Thienothiophene‐Assisted Property Optimization for Dopant‐Free π‐Conjugation Polymeric Hole Transport Material Achieving Over 23% Efficiency in Perovskite Solar Cells

Hole transport materials (HTMs) play essential roles in achieving high photovoltaic performance and long‐term stability in the n–i–p structure of perovskite solar cell (PSC) devices. Recently, dopant‐free polymeric materials as HTMs in PSCs have attracted considerable attention owing to high carrier mobility and excellent hydrophobicity. However, achieving similar efficiencies to those of doped small molecule HTMs such as Spiro‐OMeTAD is a big challenge. Herein, a thienothiophene π‐bridge is selected as a stabilizer and energy level regulator incorporated into a donor–acceptor‐type HTM to synthesize a new polymer, Nap‐SiBTA. The incorporation of the thienothiophene group improves the thermal stability and favors the high planarity and face‐on orientation, promoting high charge carrier mobility and tunable optical band gap.
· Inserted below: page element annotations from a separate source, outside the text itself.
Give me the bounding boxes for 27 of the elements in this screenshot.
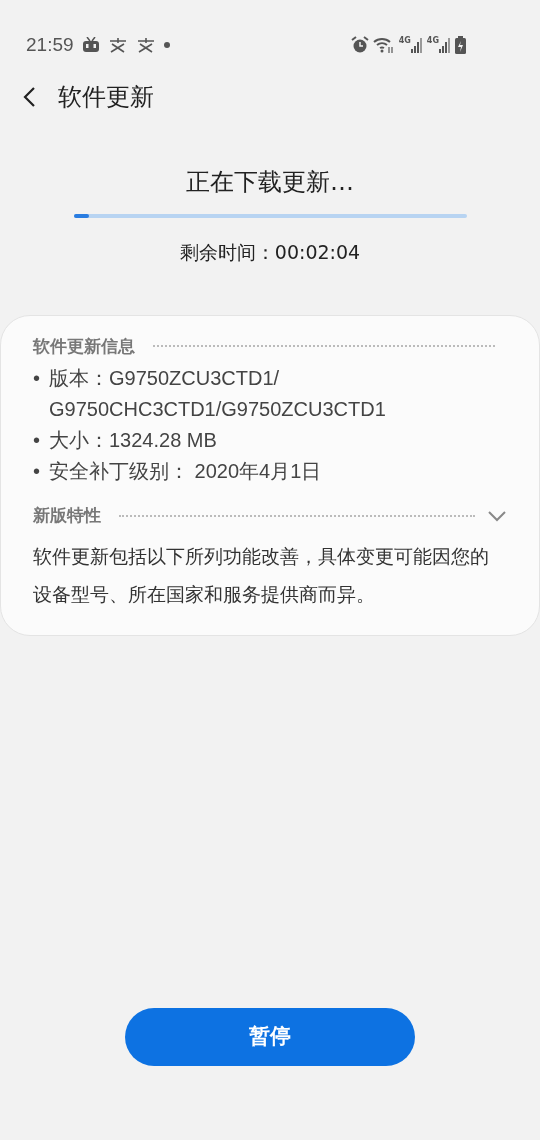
remaining-time: 剩余时间：00:02:04 — [178, 240, 362, 265]
back-icon[interactable] — [22, 86, 36, 108]
bullet: • — [33, 428, 41, 453]
info-text: 大小：1324.28 MB — [49, 428, 217, 453]
chevron-icon[interactable] — [487, 508, 507, 523]
pause-button[interactable]: 暂停 — [125, 1007, 415, 1066]
wifi-icon — [372, 36, 395, 54]
network-type-label: 4G — [426, 37, 439, 45]
bullet: • — [33, 459, 41, 484]
clock-time: 21:59 — [26, 32, 74, 57]
battery-icon — [455, 36, 466, 54]
download-status: 正在下载更新… — [185, 167, 355, 198]
section-heading: 软件更新信息 — [33, 334, 135, 358]
bullet: • — [33, 366, 41, 391]
signal-icon — [410, 37, 423, 53]
section-heading: 新版特性 — [33, 504, 101, 527]
feature-description: 软件更新包括以下所列功能改善，具体变更可能因您的设备型号、所在国家和服务提供商而异。 — [33, 543, 490, 607]
info-text: 版本：G9750ZCU3CTD1/ G9750CHC3CTD1/G9750ZCU3CTD1 — [49, 366, 387, 422]
dot-icon — [163, 42, 170, 48]
notification-icon — [107, 37, 128, 53]
tv-icon — [81, 37, 100, 53]
signal-icon — [439, 37, 451, 53]
info-text: 安全补丁级别： 2020年4月1日 — [49, 459, 322, 484]
page-title: 软件更新 — [58, 82, 154, 113]
notification-icon — [135, 37, 156, 53]
alarm-icon — [350, 36, 369, 54]
network-type-label: 4G — [398, 37, 411, 45]
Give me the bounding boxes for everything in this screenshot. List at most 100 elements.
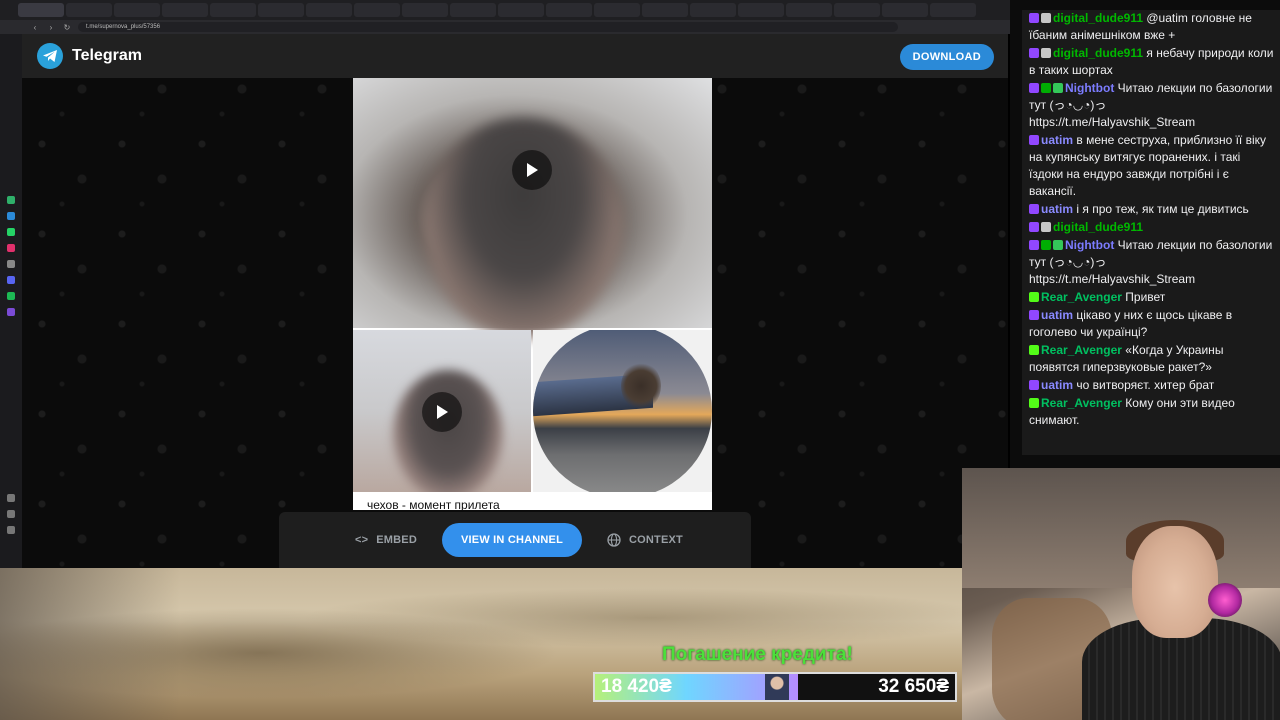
globe-icon — [607, 533, 621, 547]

Finally, the dopant‐free polymer Nap‐SiBTA‐based PSC achieves an excellent power conversion efficiency (PCE) of 23.07% with a high fill factor of 80.85%. To the best of the authors’ knowledge, this is one of the best efficiencies in dopant‐free HTM PSCs. Moreover, the unencapsulated device retains 93% of its initial PCE after 1000 h owing to the excellent hydrophobicity of Nap‐SiBTA. This work provides a general and practical method to design dopant‐free HTMs for the high efficiency and long‐term stability of PSCs. A dopant‐free polymeric hole transport material (HTM) is designed and synthesized using a thienothiophene group as a π‐bridge to connect donors and acceptors, and remarkable power conversion efficiency over 23% and long‐term stability are achieved in perovskite solar cells (PSCs), which offers a practical method to enhance photovoltaic performance of dopant‐free HTM‐based PSCs.